“Okay, a quick question,” I said. Harold nodded with a glance at the window. “You’re saying that Bovine’s people were not cows at that point, but were people like you, just vampires?”
“Yes,” Harold said. “In fact, it is rumored that vampires originally came from our species, but that fact is lost in time, if true.”
“It’s that way on other dimensions,” Aahz said, “so it is more than likely it was that way here as well.”
Harold nodded. “I had heard that as well.”
“So what happened?” I asked.
“Count Bovine, who was not a stupid individual, understood that something had to be changed or his people would wipe out my people, who were his people’s only remaining food source.”
“Makes sense,” Tanda said. “You lose your food, you die as well.”
“Exactly,” Harold said. “So he struck a deal with the few remaining of my people to take his people away for all but the nights of the full moon, if my people would serve his kind during that time as food.”
“And your people agreed?” Glenda asked, sounding as stunned as I was feeling.
“I don’t think my ancestors had a choice,” Harold said. “Using the magik of this area, Count Bovine put a spell on the rest of my people.

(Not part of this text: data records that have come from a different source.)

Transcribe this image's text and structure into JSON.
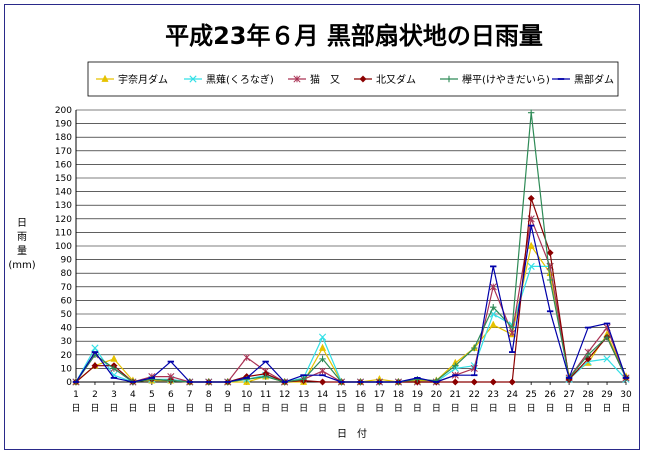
{
  "chart_data": {
    "type": "line",
    "title": "平成23年６月 黒部扇状地の日雨量",
    "ylabel_lines": [
      "日",
      "雨",
      "量",
      "(mm)"
    ],
    "xlabel": "日　付",
    "x_day_suffix": "日",
    "ylim": [
      0,
      200
    ],
    "y_step": 10,
    "x": [
      1,
      2,
      3,
      4,
      5,
      6,
      7,
      8,
      9,
      10,
      11,
      12,
      13,
      14,
      15,
      16,
      17,
      18,
      19,
      20,
      21,
      22,
      23,
      24,
      25,
      26,
      27,
      28,
      29,
      30
    ],
    "grid": "horizontal",
    "legend_position": "top",
    "series": [
      {
        "name": "宇奈月ダム",
        "color": "#e6c200",
        "marker": "triangle",
        "values": [
          0,
          12,
          17,
          1,
          1,
          1,
          0,
          0,
          0,
          0,
          4,
          0,
          0,
          25,
          0,
          0,
          2,
          0,
          1,
          1,
          14,
          25,
          42,
          35,
          100,
          80,
          4,
          14,
          35,
          4
        ]
      },
      {
        "name": "黒薙(くろなぎ)",
        "color": "#33e0e6",
        "marker": "x",
        "values": [
          0,
          25,
          5,
          0,
          2,
          2,
          0,
          0,
          0,
          2,
          5,
          0,
          3,
          33,
          0,
          0,
          0,
          0,
          0,
          0,
          10,
          12,
          50,
          42,
          85,
          85,
          2,
          15,
          17,
          2
        ]
      },
      {
        "name": "猫　又",
        "color": "#aa3355",
        "marker": "star",
        "values": [
          0,
          20,
          10,
          0,
          4,
          4,
          0,
          0,
          0,
          18,
          8,
          0,
          2,
          8,
          0,
          0,
          0,
          0,
          0,
          0,
          5,
          10,
          70,
          36,
          120,
          85,
          3,
          22,
          40,
          3
        ]
      },
      {
        "name": "北又ダム",
        "color": "#8b0000",
        "marker": "diamond",
        "values": [
          0,
          12,
          12,
          0,
          2,
          1,
          0,
          0,
          0,
          4,
          6,
          0,
          1,
          0,
          0,
          0,
          0,
          0,
          0,
          0,
          0,
          0,
          0,
          0,
          135,
          95,
          2,
          17,
          33,
          3
        ]
      },
      {
        "name": "欅平(けやきだいら)",
        "color": "#2e8b57",
        "marker": "plus",
        "values": [
          0,
          20,
          10,
          0,
          2,
          1,
          0,
          0,
          0,
          2,
          4,
          0,
          2,
          17,
          0,
          0,
          0,
          0,
          2,
          1,
          12,
          25,
          55,
          40,
          198,
          75,
          3,
          20,
          33,
          3
        ]
      },
      {
        "name": "黒部ダム",
        "color": "#0000aa",
        "marker": "dash",
        "values": [
          0,
          22,
          3,
          0,
          3,
          15,
          0,
          0,
          0,
          3,
          15,
          0,
          5,
          5,
          0,
          0,
          0,
          0,
          3,
          0,
          5,
          5,
          85,
          22,
          115,
          52,
          3,
          40,
          43,
          3
        ]
      }
    ]
  }
}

Then, using an even more powerful magik spell, he changed his people to cows.”
“So while they were cows,” Aahz asked, “why didn’t your people just kill them all? Seems like it would have been easy.”
“It would have been,” Harold said, “if not for the magik that keeps us from doing just that, and keeps us from advancing. The magik allows us to do nothing but prepare for the round-up. Month in and month out, for centuries now, we have done nothing else.” Harold just shook his head and went on. “Bovine’s people became contented cows, careful how they treated us during the full-moon nights when they regained their normal form and had parties. We became the feed animals, content to do nothing but prepare constantly to serve our cow masters. It was survival for us, but not much of one.”